Paranavitane SA., Gomes L., Kamaladasa A., Adikari TN., Wickramasinghe N., Jeewandara C., Shyamali NL., Ogg GS., Malavige GN.
BACKGROUND: Early detection of complications significantly reduces dengue associated mortality and morbidity. We set out to determine if the NS1 rapid antigen detection test could be used as a point of care test to predict severe disease. METHODS: 186 adult patients with confirmed dengue were enrolled during day 3-8 of illness. Clinical and laboratory parameters were recorded during the course of the illness and NS1 antigen levels were determined using both the Panbio dengue early ELISA (Panbio, Australia) and a NS1 rapid antigen detection kit (SD Bioline, South Korea).

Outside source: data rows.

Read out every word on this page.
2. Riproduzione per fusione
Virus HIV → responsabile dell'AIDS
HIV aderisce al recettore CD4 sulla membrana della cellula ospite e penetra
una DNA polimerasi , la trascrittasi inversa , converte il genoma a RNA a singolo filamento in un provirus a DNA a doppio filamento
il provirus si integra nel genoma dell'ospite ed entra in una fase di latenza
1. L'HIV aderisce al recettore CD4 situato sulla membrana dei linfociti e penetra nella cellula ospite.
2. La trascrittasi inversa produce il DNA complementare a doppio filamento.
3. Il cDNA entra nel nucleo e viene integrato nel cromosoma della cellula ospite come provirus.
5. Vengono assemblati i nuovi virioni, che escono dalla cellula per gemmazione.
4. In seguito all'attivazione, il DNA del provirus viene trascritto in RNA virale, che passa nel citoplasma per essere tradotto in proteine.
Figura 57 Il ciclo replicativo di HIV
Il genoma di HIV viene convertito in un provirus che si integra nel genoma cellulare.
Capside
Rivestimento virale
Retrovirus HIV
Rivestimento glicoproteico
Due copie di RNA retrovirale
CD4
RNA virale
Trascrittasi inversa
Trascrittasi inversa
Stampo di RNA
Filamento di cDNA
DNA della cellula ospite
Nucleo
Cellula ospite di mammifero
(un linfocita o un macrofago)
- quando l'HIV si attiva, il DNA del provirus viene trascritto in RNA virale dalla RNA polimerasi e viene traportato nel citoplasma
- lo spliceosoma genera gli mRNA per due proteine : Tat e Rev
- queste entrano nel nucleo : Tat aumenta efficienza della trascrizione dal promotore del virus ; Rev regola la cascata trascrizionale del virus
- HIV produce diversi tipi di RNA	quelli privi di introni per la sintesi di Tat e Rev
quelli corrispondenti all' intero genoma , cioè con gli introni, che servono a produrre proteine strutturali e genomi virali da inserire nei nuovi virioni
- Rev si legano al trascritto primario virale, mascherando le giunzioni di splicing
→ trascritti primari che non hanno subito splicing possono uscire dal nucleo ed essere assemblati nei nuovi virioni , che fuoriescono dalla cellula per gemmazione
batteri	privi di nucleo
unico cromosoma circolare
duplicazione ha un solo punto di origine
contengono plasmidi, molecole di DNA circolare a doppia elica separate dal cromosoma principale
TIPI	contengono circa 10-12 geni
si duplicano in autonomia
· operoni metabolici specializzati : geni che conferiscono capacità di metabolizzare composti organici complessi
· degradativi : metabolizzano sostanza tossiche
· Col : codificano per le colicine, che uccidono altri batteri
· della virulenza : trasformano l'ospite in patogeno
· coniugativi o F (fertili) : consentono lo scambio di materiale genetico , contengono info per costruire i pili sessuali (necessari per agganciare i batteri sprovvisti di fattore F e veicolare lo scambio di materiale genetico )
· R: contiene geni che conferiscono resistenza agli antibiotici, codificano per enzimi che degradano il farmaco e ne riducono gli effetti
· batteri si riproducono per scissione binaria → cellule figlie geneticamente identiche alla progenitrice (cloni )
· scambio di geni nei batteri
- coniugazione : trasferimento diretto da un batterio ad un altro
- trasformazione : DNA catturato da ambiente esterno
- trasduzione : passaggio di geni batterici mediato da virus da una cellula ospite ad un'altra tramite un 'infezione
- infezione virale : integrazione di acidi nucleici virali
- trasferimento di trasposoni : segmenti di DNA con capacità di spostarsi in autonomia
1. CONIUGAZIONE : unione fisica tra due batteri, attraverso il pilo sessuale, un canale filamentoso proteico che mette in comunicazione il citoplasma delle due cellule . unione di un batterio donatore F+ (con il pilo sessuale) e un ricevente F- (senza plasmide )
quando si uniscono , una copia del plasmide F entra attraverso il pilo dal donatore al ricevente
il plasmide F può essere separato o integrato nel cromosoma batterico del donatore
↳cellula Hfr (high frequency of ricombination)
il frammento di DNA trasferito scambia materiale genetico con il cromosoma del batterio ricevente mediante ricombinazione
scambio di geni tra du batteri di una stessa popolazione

RESULTS: 59.1% of patients presented to hospital on day 5-6 of illness when NS1 antigen positivity was significantly (p = 0.008) associated with severe dengue (odds ratio 3.0, 95% CI 1.39 to 6.47) and the NS1 antigen levels were significantly higher (p = 0.03) in those who went on to develop shock. Serum NS1 antigen levels significantly (p < 0.0001) and inversely correlated with the total white cell counts and lymphocyte counts. The bedside NS1 test showed comparable sensitivity (97.4%) and specificity (93.7%) to the laboratory NS1 test in our setting and cohort. CONCLUSION: NS1 antigen positivity is associated with a higher risk of developing severe dengue especially when positive beyond day 5 of illness in our cohort, and while further validation studies are required, the test can therefore potentially be used as a bedside point of care test as a warning sign of severe dengue.